T.me В России фактически криминализованы «нетрадиционные» сексуальные отношения: Верховный суд признал экстремистским и запретил в России загадочное «ЛГБТ-сообщество», которого просто не существует юридически, и теперь любое упоминание гомосексуальных связей может грозить тюремным сроком. Одновременно в регионах в порядке инициативы начинают вводить ограничения на аборты. Контролировать, кто с кем спит, государству недостаточно, оно хочет диктовать населению, что оно, население, должно думать.
Так возникают инициативы о возвращении в Конституцию понятия государственной идеологии. Почему именно с началом российской спецоперации стали так актуальны темы, вроде бы никак не связанные с «денацификацией Украины»? Объясняет антрополог и политолог Дмитрий Дубровский.
— Зачем государство хочет контролировать в стране уже каждое тело, зачем они лезут к людям в постель, указывают, с кем спать, сколько рожать? Им-то что с того?
— На это надо смотреть с точки зрения биополитики: государство хочет вернуться к тотальному контролю над человеком, в том числе и над его телом. Стремление к тотальному контролю всегда приводило к контролю прежде всего сексуального поведения, к ограничению прав в том числе на собственное тело. Как мы помним, в Советском Союзе при Сталине аборты были запрещены. Поэтому вопрос «зачем?» здесь не очень правильный. Это продолжение обычной, сознательной, внятной политики, нацеленной на усиление консервативной волны. Касается это не только России. Мы знаем, что происходит в Польше, мы знаем, как в США республиканцы вышли с идеей ужесточить правила проведения абортов. Это более-менее одна тенденция, Россия не одинока в этом откровенно консервативном правом тренде.

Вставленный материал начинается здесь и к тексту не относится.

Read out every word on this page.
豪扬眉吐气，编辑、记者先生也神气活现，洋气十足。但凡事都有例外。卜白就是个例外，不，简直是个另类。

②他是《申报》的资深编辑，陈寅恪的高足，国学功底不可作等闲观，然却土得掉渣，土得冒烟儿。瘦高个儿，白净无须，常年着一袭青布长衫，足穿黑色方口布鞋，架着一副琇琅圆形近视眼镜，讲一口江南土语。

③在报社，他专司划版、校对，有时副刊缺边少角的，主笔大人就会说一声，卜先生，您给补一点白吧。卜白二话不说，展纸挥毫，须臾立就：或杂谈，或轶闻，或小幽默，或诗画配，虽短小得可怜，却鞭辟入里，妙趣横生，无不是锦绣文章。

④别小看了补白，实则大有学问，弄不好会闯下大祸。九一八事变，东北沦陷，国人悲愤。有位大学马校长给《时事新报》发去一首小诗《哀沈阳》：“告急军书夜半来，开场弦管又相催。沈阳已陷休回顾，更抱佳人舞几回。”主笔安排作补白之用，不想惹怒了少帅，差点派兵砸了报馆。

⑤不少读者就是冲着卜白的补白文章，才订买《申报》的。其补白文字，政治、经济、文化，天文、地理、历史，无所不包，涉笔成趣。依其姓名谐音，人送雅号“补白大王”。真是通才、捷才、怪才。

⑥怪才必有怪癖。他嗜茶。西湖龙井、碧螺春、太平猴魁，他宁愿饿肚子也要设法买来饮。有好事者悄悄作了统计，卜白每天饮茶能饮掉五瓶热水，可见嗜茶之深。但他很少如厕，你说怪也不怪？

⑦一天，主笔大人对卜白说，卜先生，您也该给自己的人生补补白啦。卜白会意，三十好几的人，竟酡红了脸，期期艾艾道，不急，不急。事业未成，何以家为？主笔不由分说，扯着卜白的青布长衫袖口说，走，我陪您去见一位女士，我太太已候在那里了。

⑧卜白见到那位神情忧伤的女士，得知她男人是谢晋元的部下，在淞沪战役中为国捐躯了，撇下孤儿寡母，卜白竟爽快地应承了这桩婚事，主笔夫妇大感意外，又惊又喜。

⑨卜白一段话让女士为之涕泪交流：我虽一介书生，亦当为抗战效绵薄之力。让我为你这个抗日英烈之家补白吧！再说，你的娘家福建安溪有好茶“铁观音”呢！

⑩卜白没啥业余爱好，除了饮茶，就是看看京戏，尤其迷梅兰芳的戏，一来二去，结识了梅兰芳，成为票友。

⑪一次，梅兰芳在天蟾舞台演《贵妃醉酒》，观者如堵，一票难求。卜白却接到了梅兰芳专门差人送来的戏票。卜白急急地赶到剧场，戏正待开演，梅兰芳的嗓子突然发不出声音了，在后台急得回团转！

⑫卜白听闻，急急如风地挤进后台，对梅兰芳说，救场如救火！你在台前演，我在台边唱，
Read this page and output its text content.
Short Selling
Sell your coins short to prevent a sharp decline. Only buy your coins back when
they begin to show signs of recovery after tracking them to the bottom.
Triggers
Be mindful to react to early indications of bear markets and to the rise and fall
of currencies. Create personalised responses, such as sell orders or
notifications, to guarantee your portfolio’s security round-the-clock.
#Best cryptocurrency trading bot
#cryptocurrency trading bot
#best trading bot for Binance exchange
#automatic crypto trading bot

— Вы хотите сказать, что это не связано с тем, насколько в остальном страна свободна, что в ней с демократией, с правом?
— Напрямую не связано. Разница в том, что во многих странах проблема обсуждается, и вопрос решают в итоге люди: за кого они по-настоящему голосовали. В этом все дело. События в Штатах, по мнению экспертов, показывают: то, что республиканцы вылезли с идеей запрета абортов, им, кажется, довольно сильно повредило, потому что демократы мобилизовались вокруг идеи не допустить этого. Республиканцы думали, что привлекут больше голосов, но в гораздо большей степени они мобилизовали демократов на борьбу с этой идеей.
Проблема здесь не столько в демократии или тоталитаризме, сколько в движении консервативных сил в сторону радикализации запретов и усиления контроля. А либеральные ценности представлены правом женщины контролировать свое тело и его использование.
Точно так же обстоит дело с гомосексуальностью, с гомосексуальными браками, которые тоже в мире обсуждаются. Процесс идет медленно, не везде одинаково, иногда бывает регресс, но все равно в целом в мире это движение в либеральном направлении. Россия, напротив, движется быстро, но в обратном направлении, даже по сравнению с достижениями советского времени.
— Разве сейчас жестче, чем в советское время? За сами по себе гомосексуальные связи в России еще не сажают, а в СССР за это давали реальные сроки.
— И теперь Россия постепенно возвращается к этой ситуации. Что они сейчас делают? Фактически они нашли способ криминализации ЛГБТ целиком, просто как экстремистов.
— Так зачем им это? Какой в этом смысл?
— Есть логическое продолжение определенной политики. Эти люди мешают. Эти люди угрожают безопасности страны. Они не рожают детей. Это прямо было сказано много раз. Идет борьба за увеличение рождаемости, и представители российского режима всерьез считают, что если уничтожить геев, то рождаться будет больше детей. Они верят, что если уменьшить число геев, то увеличится число гетеросексуалов. С их точки зрения, это так работает.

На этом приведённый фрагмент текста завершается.